Read an article from the local CBS affiliate in San Fran/Bay Area suggesting that it’s time to change server compensation away from tips. The article mentions that this is an archaic way of compensation.
I remember when I was waiting tables and tending bar the pay was much better than any other job that I could have gotten with my skills at the time. Of course there was always the bad tip from time to time, but overall the good tips more than made up for it and I was able to make decent money. Also I was able to live is some amazing places too. I worked hard for the money, but again for the most part it was enjoyable and worth the effort.
What do you think? Is this something that could happen in the near term? If it did what would it look like? I guess prices would go up 20%ish to cover the extra wages. It would be interesting to see what would happen with service levels without the extra incentive.

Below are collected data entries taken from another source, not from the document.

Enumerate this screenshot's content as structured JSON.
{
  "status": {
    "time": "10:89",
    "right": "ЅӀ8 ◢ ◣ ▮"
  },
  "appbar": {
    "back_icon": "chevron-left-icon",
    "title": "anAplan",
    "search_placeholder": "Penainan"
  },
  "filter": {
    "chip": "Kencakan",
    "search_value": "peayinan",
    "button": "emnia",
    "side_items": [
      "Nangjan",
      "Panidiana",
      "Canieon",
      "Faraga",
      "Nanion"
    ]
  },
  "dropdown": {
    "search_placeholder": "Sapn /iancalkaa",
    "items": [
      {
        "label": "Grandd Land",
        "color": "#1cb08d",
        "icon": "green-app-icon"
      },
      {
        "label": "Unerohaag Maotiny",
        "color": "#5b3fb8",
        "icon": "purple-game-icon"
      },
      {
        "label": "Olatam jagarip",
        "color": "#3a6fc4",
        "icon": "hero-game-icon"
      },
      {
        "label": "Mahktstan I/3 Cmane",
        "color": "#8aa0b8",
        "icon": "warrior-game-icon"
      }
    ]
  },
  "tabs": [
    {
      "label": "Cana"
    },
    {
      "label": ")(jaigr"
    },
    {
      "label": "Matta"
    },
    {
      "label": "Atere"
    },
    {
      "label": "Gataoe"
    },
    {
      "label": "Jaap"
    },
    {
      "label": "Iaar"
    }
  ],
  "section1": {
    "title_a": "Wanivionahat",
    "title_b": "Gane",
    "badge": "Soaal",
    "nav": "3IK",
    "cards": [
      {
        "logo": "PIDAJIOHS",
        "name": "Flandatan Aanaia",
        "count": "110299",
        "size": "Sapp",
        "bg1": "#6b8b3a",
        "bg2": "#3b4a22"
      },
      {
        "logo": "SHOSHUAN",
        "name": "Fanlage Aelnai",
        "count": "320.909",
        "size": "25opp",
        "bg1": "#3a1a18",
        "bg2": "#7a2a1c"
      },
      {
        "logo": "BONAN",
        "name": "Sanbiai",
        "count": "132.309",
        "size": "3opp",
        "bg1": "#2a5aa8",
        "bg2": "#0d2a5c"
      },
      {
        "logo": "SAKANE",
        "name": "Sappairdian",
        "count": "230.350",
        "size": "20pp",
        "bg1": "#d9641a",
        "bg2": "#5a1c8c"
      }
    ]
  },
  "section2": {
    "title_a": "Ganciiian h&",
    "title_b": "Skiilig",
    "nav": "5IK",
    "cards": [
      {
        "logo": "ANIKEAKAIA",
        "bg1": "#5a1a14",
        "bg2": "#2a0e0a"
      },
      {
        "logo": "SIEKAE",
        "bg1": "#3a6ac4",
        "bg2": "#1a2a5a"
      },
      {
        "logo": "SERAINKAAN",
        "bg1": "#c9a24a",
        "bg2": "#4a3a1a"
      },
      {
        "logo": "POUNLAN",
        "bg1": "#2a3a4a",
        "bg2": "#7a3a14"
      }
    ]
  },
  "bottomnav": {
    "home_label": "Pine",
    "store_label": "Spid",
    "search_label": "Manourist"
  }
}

Although in Europe most places it’s not customary to tip, but I have noticed that the service is a lot slower. That could also be because they tend not to be as “in a hurry” as we seem to be here in the US.
The full article is copied below. Let us know your thoughts.
KCBS News Anchor Stan Bunger offers his unique analysis of an American dining tradition.
When San Francisco Chronicle restaurant critic Michael Bauer speaks, people tend to listen. I’m thrilled to see Bauer call for an end to the practice of tipping in restaurants, but I wonder if his call will be heard by the right people.
Bauer suggests the end is near for the archaic (and some might argue, barbaric) system of compensating restaurant employees based on the whims of customers. He cites recent policy changes at places like Bar Agricole and Trou Normand in San Francisco and Camino in Oakland. They’ve raised their prices to include a service charge. Other restaurants are tacking on a per-person service fee.
All well and good, but the places Bauer cites and reviews tend to represent the tip of the restaurant iceberg. Many more meals are consumed (and money spent) at places farther down the food chain from the establishments he reviews.
The restaurant business is a notoriously tough one where low profit margins are the rule. Analysts assume labor makes up about a third of the average restaurant’s costs–but remember, the restaurant owner has taken a big piece of his labor cost “off the books,” relying on customers to compensate the staff with tips.
There’s a popular perception that servers are fairly compensated because good service equals a good tip. Ask anyone who’s spent any time in the business, especially at the places below Michael Bauer’s radar, and they’ll tell you the truth: it’s a crapshoot. Friendly, efficient service might produce a sweet tip…or not. It’s completely up to the customer.
It’s bizarre, when you think about it. It’s like letting moviegoers decide how to much to pay AFTER they’ve seen the movie or letting you wear a new suit for a day before you decide what you’ll pay for it.
We’re all a part of this, and of course, plenty of other cultures play it very differently. We seem to want good service but don’t value it enough to accept that it’s worth paying for. I don’t know about you, but I’ve always felt uncomfortable with the dynamic in which I hold the pursestrings and the waitress tries to curry my favor for a tip. It’s like tossing coins off the cruise ship to the natives, isn’t it?
I hope Bauer is right and the trend of building the price of service into the price of a meal spreads, but I’m skeptical. There are just too many indications that the restaurant industry typically views its service staff as expendable. Take the “auto-gratuity” situation: once the IRS started classifying things like the “18% service charge for parties of six or more” as subject to payroll tax withholding, many big chains simply ended the practice. Result: big parties, big tabs, small tips.
With any luck, places that don’t make Michael Bauer’s Top 100 list will get on board and price a meal in a way that fairly compensates all the people who create and deliver it. But I’m not holding my breath.